Big Indexer — language-agnostic hierarchical code intelligence
Project description
BGI - Big Indexer
Copyright (c) 2026 bigindexer.com — Licensed under Apache-2.0.
BGI is a static architecture analysis tool for large codebases.
It groups code units by behavioral role and emits explicit architectural boundaries.
Project domain: bigindexer.com
What problem this solves
Most architecture graphs fail at scale in two ways:
- too many noisy edges
- giant clusters that collapse unrelated components together
BGI is built to keep both under control, so the output remains usable on large repos.
What you can do with it (practical outcomes)
- Find probable component boundaries for refactoring and ownership.
- Spot high-coupling seams between subsystems.
- Generate machine-readable architecture artifacts (
bgi-graph.json,fuse-graph.json) for automation and review. - Feed AI agents implementation-oriented MCP context (
task_fingerprint,behavioral_twins,twin_context) so they start from proven in-repo patterns.
5-minute example
Run BGI on the included fixture repo:
python3 - <<'PY'
from pipeline import run_scan
run_scan("tests/fixtures", language="python", output="/tmp/bgi-example.json")
PY
Observed result on this repository:
- units:
12 - edges:
14 - clusters:
2 - max cluster in sample:
6units
One produced edge looks like:
{
"source": "auth_module.py::AuthService::__init__",
"target": "auth_module.py::AuthService::__del__",
"key": "COV.INIT",
"lock": "COV.TEARDOWN",
"type": "HARD"
}
Why this matters: instead of raw syntax references only, you get behavioral relationships plus cluster structure that can drive architecture decisions.
Plain-English glossary
| BGI term | Plain meaning |
|---|---|
| COV token | A behavior label for a unit (for example: FETCH, PERSIST, AUTHENTICATE) |
| Key-Lock edge | A behavioral connection between two units with complementary roles |
| DRS cluster | A group of units likely belonging to one architectural component |
| Fuse edge / fuse event | A refused merge because cluster growth hit the cap; treated as boundary signal |
| Spectral masks | Scope rules that limit where matching is allowed (global, directory, file) |
Architecture in one view
Source files
->
Gate 1: fingerprint unit behavior (COV tokens)
->
Gate 2: create behavioral edges with scoped matching
->
Gate 3: cluster with hard size cap + boundary emission
->
Artifacts: bgi-graph.json, fuse-graph.json, optional routes/graphml/html
Core approach:
- TOKEN-CENSUS - classify token frequency per repo.
- SPECTRAL-MASKS - restrict match scope by token frequency.
- FUSE-MAP - cap cluster growth and record refused merges.
- MASK-4-GATE-3 - use import proximity as clustering signal.
- WATER-CLOCK +
.scm- single-pass query extraction path in Gate 1.

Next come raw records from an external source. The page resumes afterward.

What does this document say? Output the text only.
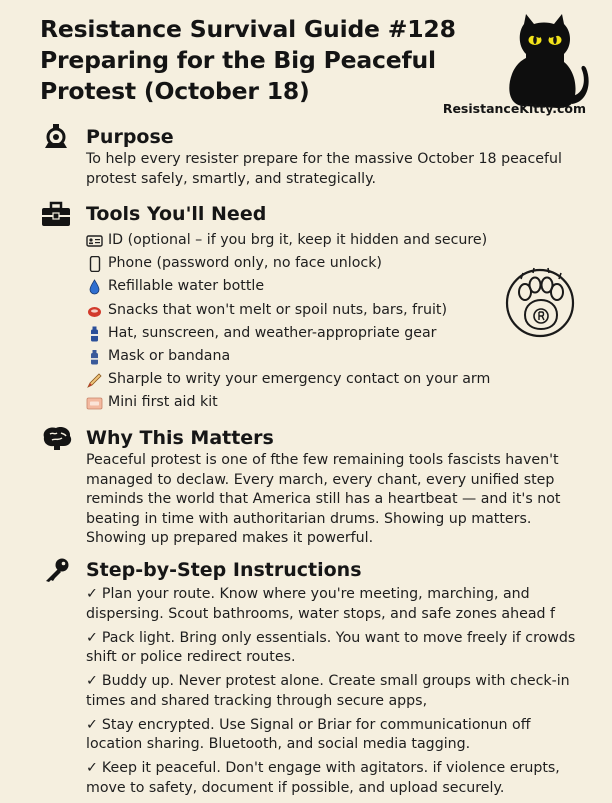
Resistance Survival Guide #128
Preparing for the Big Peaceful
Protest (October 18)
ResistanceKitty.com
Purpose
To help every resister prepare for the massive October 18 peaceful protest safely, smartly, and strategically.
Tools You'll Need
ID (optional – if you brg it, keep it hidden and secure)
Phone (password only, no face unlock)
Refillable water bottle
Snacks that won't melt or spoil nuts, bars, fruit)
Hat, sunscreen, and weather-appropriate gear
Mask or bandana
Sharple to writy your emergency contact on your arm
Mini first aid kit
Why This Matters
Peaceful protest is one of fthe few remaining tools fascists haven't managed to declaw. Every march, every chant, every unified step reminds the world that America still has a heartbeat — and it's not beating in time with authoritarian drums. Showing up matters. Showing up prepared makes it powerful.
Step-by-Step Instructions
✓ Plan your route. Know where you're meeting, marching, and dispersing. Scout bathrooms, water stops, and safe zones ahead f
✓ Pack light. Bring only essentials. You want to move freely if crowds shift or police redirect routes.
✓ Buddy up. Never protest alone. Create small groups with check-in times and shared tracking through secure apps,
✓ Stay encrypted. Use Signal or Briar for communicationun off location sharing. Bluetooth, and social media tagging.
✓ Keep it peaceful. Don't engage with agitators. if violence erupts, move to safety, document if possible, and upload securely.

Why BGI is different from common alternatives
| Capability | LSP / SCIP index | Call-graph + generic community detection | BGI |
|---|---|---|---|
| Fast symbol lookup | Strong | Medium | Available (Phase 6 index) |
| Behavioral token model | No | Usually no | Yes |
| Hard-bounded clustering | No | Usually no | Yes |
| First-class boundary artifact | No | Usually no | Yes (fuse-graph.json) |
| Scope-constrained edge generation | Limited | Rare | Yes (spectral masks) |
Evidence (current, verifiable)
Large-repo scale evidence
Comparable kubernetes sample (go comparable mode, 162,917 units):
- Gate 1:
141.964s - Gate 2:
67.261s(historical comparable baseline:138.869s) - Gate 3:
9.359s - Total:
218.584s - Max cluster:
1.113% - Fuse events:
0
Artifact: output/validation/kubernetes-optionb-controlled-median-v21.json
Quality guard evidence (beyond raw speed)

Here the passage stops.